La création en 2021 des Pôles régionaux Environnement (PRE) a permis une augmentation significative des procédures pour lutter contre les infractions au code de l’environnement. Une justice plus efficace pour condamner les responsables des pollutions. « Face à des textes trop complexes et des magistrats du Parquet peu formés aux infractions en matière d’environnement, on assistait à une dépénalisation rampante et trop souvent à l’absence de condamnations » constate Etienne Manteaux. « La création de ces pôles environnement dédiés accompagnés de nouveaux moyens humains et législatifs ont permis de rééquilibrer le débat contradictoire sur un dossier sensible de préservation de l’environnement ».
447 procédures engagées en 2023
Dans le ressort de la Cour d’Appel de Besançon, ce service dédié a démontré sa réactivité et son utilité. En 2020, le Parquet de Besançon enregistrait environ 200 procédures. Trois ans plus tard, ce chiffre a plus que doublé avec 447 procédures engagées sur l’année passée. Avec des avocats souvent très spécialisés, les contrevenants au code de l’environnement ont désormais face à eux des magistrats formés et surtout des audiences correctionnelles dédiées, présidées par un juge sensible et formé à la question.
Des compositions pénales qui sont passées de 200€ à 2 000€
Les enquêtes avancent plus vite, l’office français de la biodiversité (OFB) fournit de meilleures informations depuis la création « d’inspecteurs de l’environnement » qui ont la compétence d’agents de police judiciaire. Cette réactivité a permis de développer les « compositions pénales ». Ce sont des alternatives aux poursuites, proposées par un délégué du procureur. Il n’y a pas de « petites atteintes » à l’environnement. Toutefois, précise le Procureur, « il s’agit souvent d’arrachages de haies pour agrandir les surfaces cultivables mais qui nuisent fortement à la faune qui niche dans ces haies ». La sanction est immédiate. « A la peine d’amende, s’ajoute la nécessaire remise en état dont le coût peut atteindre de 2 000 à 5 000€ » selon Claire Keller.

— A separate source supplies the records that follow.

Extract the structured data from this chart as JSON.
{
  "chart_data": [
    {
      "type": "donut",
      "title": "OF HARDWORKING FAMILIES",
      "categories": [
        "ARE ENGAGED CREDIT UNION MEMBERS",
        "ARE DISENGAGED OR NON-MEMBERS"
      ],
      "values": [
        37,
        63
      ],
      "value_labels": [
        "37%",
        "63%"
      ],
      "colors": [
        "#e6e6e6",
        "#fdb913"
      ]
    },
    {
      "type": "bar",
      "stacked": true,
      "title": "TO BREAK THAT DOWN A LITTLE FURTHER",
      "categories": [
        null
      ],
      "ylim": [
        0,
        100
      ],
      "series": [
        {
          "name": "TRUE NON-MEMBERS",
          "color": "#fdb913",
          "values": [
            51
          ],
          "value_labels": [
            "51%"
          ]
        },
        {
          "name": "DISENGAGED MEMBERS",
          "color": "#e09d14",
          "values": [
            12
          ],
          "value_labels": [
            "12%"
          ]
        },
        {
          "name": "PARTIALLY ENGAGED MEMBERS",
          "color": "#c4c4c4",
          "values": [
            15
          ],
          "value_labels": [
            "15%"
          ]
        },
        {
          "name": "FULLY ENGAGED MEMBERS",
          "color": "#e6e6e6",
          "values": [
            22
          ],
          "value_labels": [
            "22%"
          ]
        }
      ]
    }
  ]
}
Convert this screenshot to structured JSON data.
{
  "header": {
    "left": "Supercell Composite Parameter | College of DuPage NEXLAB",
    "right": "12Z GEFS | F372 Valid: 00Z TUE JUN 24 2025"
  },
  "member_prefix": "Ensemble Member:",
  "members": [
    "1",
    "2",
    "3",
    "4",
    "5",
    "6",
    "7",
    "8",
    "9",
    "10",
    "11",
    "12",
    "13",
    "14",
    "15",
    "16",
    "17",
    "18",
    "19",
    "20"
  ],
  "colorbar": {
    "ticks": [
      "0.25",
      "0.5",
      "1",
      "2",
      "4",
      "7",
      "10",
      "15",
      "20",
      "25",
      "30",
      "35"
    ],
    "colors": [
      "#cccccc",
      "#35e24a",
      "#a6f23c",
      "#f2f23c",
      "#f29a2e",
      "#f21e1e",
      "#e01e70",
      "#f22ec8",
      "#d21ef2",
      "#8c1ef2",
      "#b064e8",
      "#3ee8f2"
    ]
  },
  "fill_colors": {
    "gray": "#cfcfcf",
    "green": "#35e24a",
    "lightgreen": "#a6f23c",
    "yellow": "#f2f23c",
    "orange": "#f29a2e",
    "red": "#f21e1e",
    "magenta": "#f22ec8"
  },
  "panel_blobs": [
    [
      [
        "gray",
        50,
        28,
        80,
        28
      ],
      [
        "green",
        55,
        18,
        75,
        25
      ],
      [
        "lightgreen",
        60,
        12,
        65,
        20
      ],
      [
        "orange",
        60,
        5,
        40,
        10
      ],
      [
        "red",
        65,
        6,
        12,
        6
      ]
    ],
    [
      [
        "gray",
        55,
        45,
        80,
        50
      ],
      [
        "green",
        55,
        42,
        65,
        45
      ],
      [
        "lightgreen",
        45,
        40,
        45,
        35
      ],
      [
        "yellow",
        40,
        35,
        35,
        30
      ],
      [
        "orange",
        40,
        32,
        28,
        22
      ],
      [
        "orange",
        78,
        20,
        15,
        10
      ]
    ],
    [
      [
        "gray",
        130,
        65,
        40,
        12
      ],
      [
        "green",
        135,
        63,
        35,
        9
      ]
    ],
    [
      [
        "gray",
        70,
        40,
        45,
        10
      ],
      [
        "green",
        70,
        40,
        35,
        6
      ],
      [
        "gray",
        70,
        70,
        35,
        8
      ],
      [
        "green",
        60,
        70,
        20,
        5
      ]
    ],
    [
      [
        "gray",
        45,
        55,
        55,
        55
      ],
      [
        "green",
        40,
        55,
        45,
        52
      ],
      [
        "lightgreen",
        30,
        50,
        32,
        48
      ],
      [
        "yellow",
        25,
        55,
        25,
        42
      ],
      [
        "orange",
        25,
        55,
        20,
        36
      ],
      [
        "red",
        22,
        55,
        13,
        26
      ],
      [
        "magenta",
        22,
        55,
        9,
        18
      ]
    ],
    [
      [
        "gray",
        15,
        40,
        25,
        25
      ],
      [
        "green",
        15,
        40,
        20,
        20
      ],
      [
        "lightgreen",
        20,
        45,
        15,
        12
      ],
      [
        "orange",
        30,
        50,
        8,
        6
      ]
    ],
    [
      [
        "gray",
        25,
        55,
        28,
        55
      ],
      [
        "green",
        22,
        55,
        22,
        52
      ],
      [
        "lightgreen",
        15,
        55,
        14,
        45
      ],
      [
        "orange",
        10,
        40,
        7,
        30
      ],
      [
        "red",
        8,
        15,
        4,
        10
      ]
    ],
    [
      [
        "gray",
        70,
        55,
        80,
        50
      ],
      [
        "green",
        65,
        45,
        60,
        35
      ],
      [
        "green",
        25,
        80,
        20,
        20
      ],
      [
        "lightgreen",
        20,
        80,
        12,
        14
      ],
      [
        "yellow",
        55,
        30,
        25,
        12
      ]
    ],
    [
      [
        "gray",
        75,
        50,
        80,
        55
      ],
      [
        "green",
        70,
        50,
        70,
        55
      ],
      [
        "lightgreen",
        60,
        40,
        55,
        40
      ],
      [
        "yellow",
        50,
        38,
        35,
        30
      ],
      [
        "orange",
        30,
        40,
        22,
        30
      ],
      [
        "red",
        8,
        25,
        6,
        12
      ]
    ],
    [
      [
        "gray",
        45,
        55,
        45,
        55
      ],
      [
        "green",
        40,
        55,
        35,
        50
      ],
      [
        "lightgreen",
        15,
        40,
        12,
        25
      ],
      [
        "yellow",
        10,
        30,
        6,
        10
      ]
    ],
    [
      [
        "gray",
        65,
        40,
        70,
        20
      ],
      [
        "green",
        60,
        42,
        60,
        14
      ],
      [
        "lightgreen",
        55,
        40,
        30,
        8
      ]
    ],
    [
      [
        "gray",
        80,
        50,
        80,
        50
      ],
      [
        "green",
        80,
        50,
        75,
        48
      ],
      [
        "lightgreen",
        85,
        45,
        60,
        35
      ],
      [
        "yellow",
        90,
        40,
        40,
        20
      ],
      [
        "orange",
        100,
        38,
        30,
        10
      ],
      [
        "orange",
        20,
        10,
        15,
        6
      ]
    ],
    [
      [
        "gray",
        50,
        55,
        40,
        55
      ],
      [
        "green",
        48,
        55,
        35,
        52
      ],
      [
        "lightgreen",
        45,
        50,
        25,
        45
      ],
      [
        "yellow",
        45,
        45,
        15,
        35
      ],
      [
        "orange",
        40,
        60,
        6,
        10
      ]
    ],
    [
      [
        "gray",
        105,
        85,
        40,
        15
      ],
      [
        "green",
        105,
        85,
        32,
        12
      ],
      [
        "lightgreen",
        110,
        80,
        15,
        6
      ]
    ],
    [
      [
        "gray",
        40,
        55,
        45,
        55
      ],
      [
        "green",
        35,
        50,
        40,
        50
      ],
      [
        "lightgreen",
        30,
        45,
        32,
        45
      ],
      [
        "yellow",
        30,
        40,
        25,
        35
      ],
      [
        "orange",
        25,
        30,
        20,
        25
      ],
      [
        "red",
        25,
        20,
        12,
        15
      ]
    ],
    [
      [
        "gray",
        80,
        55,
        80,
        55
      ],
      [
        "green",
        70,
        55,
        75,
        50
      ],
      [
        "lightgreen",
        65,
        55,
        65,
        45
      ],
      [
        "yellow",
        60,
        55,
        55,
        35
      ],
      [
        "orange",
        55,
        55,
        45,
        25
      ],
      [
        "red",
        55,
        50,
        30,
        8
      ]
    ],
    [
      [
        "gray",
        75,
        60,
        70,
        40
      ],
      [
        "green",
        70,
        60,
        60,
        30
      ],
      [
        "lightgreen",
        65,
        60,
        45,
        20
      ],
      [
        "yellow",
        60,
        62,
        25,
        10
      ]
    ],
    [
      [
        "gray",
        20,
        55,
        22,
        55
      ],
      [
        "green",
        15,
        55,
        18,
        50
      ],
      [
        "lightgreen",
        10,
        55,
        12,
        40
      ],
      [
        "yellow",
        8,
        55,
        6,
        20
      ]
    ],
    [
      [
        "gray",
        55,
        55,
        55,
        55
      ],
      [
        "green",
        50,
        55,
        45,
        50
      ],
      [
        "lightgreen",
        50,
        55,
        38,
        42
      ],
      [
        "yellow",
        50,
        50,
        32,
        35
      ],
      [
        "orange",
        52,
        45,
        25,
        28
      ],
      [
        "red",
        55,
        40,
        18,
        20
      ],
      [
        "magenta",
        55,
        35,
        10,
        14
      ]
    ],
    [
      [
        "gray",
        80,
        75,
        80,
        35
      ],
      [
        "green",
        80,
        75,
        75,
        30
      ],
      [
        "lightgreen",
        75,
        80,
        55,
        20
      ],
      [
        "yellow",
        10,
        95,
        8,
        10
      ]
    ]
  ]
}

Une convention Judiciaire d’Intérêt Public (CJIP)
Cette procédure particulière est également une alternative aux poursuites devant le Tribunal Correctionnel. « Les entreprises concernées ne souhaitent pas forcément une mauvaise publicité d’une audience publique et s’engagent à modifier leurs pratiques et investir pour se mettre en conformité » souligne Etienne Manteaux. En 2022, deux laiteries du Doubs ont été condamnées par le tribunal correctionnel de Besançon pour des atteintes importantes à la qualité des rivières. En 2023, quatre CJIP ont été validées. Elles concernaient la Mairie de Besançon pour le zoo de la Citadelle (7 500€ d’amende), la fromagerie du groupe Lactalis à Vercel pour une unité d’épuration ne correspondant plus au tonnage de lait traité (100 000€ d’amende et remise aux normes), le site du groupe Plastivaloire à Morteau pour des métaux lourds rejetés dans les rivières (80 000€ d’amende et des dommages et Intérêts aux associations) et enfin SNCF Réseaux pour un curage de fossés sur les emprises de voies ferrées sur la commune de Dampierre sur Doubs et la disparition de zones humides.
D’autres n’ont pas eu la possibilité de régler ça à l’amiable : en juin 2022, la fromagerie Mulin & fils installée à Noironte a fait l’objet d’une procédure de consignation de la préfecture pour un montant d’1,5 million d’euros lié à un constat récurrent de pollution. Elle reste la seule fromagerie à ne pas avoir présenté une régularisation de ses installations et sera jugée le 29 mars 2024, lors d’une audience spéciale. L’entreprise est allée jusqu’à engager des poursuites contre l’État en contestant l’arrêté préfectoral.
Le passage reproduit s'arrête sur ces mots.